Ellen Lau, University of Maryland, will present “New ways forward in neurolinguistics: more thought, less words” in the Linguistics colloquium series at 3:30 Friday March 12. An abstract follows. All are welcome!

Register here: https://umass-amherst.zoom.us/meeting/register/tJAsde6vrTMjHtCx7Az5AhCgXukmgiFYM5ti

Abstract:
Figuring out the neural underpinnings of language processing is hard; we have to hold onto so many pieces from different disciplines that it’s easy for a few basics to fall off our ‘stack’. I’ll discuss a few that I’ve recently remembered myself, and that give me hope that I could actually have a few coherent things to say when I’m supposed to teach what is known about the neuroanatomy of language processing.

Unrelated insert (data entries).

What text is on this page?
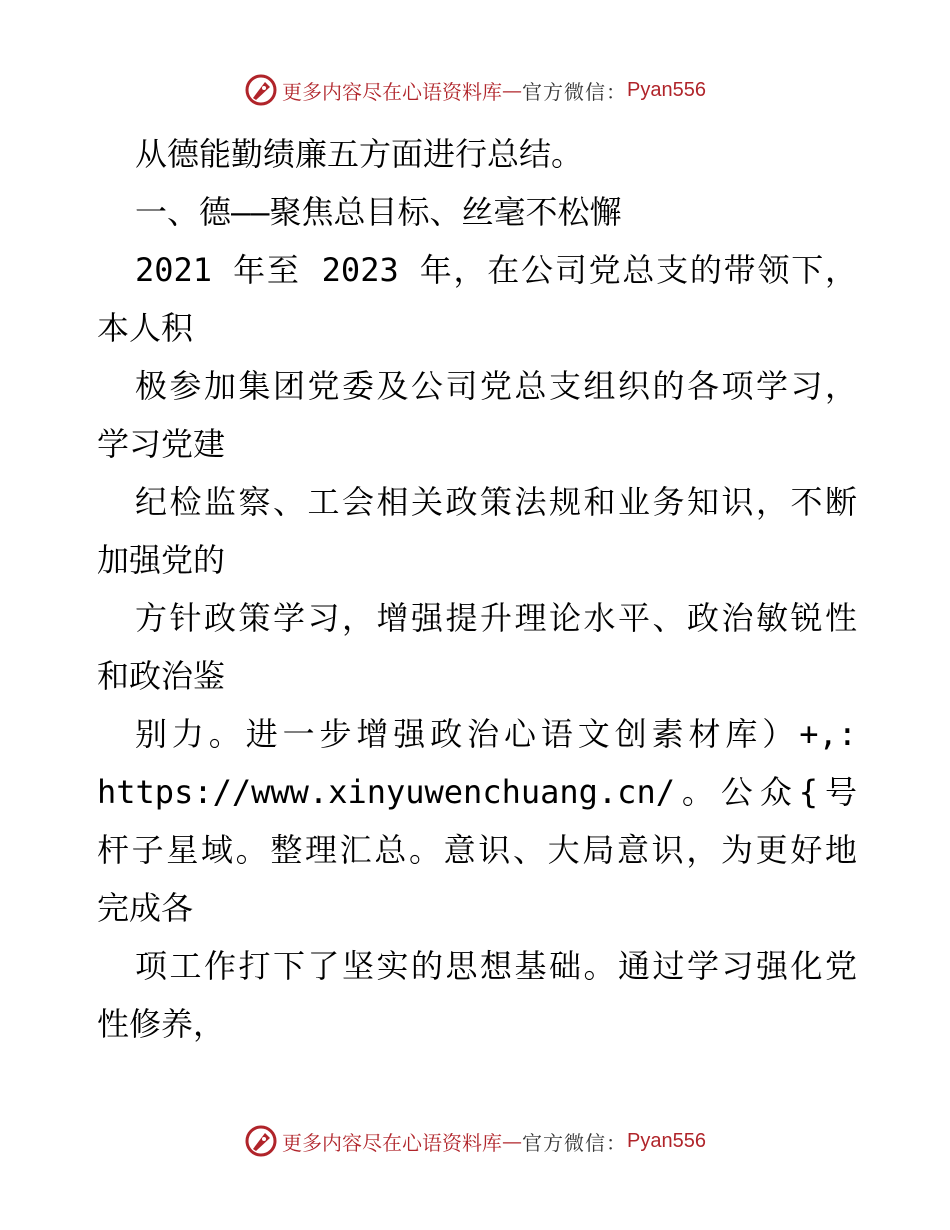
更多内容尽在心语资料库 — 官方微信： Pyan556
从德能勤绩廉五方面进行总结。
一、德——聚焦总目标、丝毫不松懈
2021 年至 2023 年，在公司党总支的带领下，
本人积
极参加集团党委及公司党总支组织的各项学习，
学习党建
纪检监察、工会相关政策法规和业务知识，不断
加强党的
方针政策学习，增强提升理论水平、政治敏锐性
和政治鉴
别力。进一步增强政治心语文创素材库）+,:
https://www.xinyuwenchuang.cn/。公众{号
杆子星域。整理汇总。意识、大局意识，为更好地
完成各
项工作打下了坚实的思想基础。通过学习强化党
性修养，
更多内容尽在心语资料库 — 官方微信： Pyan556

First, we neuroscientists of language too often conflate language with non-linguistic thought and conceptual knowledge systems. We forget that when we observe ‘semantic’ neural responses, they may often reflect the activity of these non-linguistic conceptual systems, and we miss too many relevant insights about these systems from research in other domains of cognitive science. Changing my ways, here I will draw from theories about parietal cortex’s role in binding object representations in visual scene perception, to hypothesize that its responses during language comprehension reflect something like the binding of conceptual properties to discourse files. Second, following others in the field (Fedorenko et al. 2020, Matchin & Hickok 2020), I’ll note that neuroscience of language has been missing explicit representational theories about stored language knowledge—the ‘lexicon’—and that this has been blocking our progress on neuroanatomical models of syntax. The folk idea that language is a bunch of simple sound-to-meaning pairs (‘words’) is rooted deep in our collective psyche, and even when we publicly disavow it, ‘under the hood’ it continues to shape how we develop our neuroscience of language theories and how we reason about our experiments. Looking at some problematic cases in my own past work, I’ll argue that as a field we need to stop using vague/incoherent terminology like ‘word’ and ‘lexico-semantic’, and instead commit to sketching out explicit assumptions about how our rich language knowledge is organized every time we embark on an investigation of the neural basis of language production or comprehension.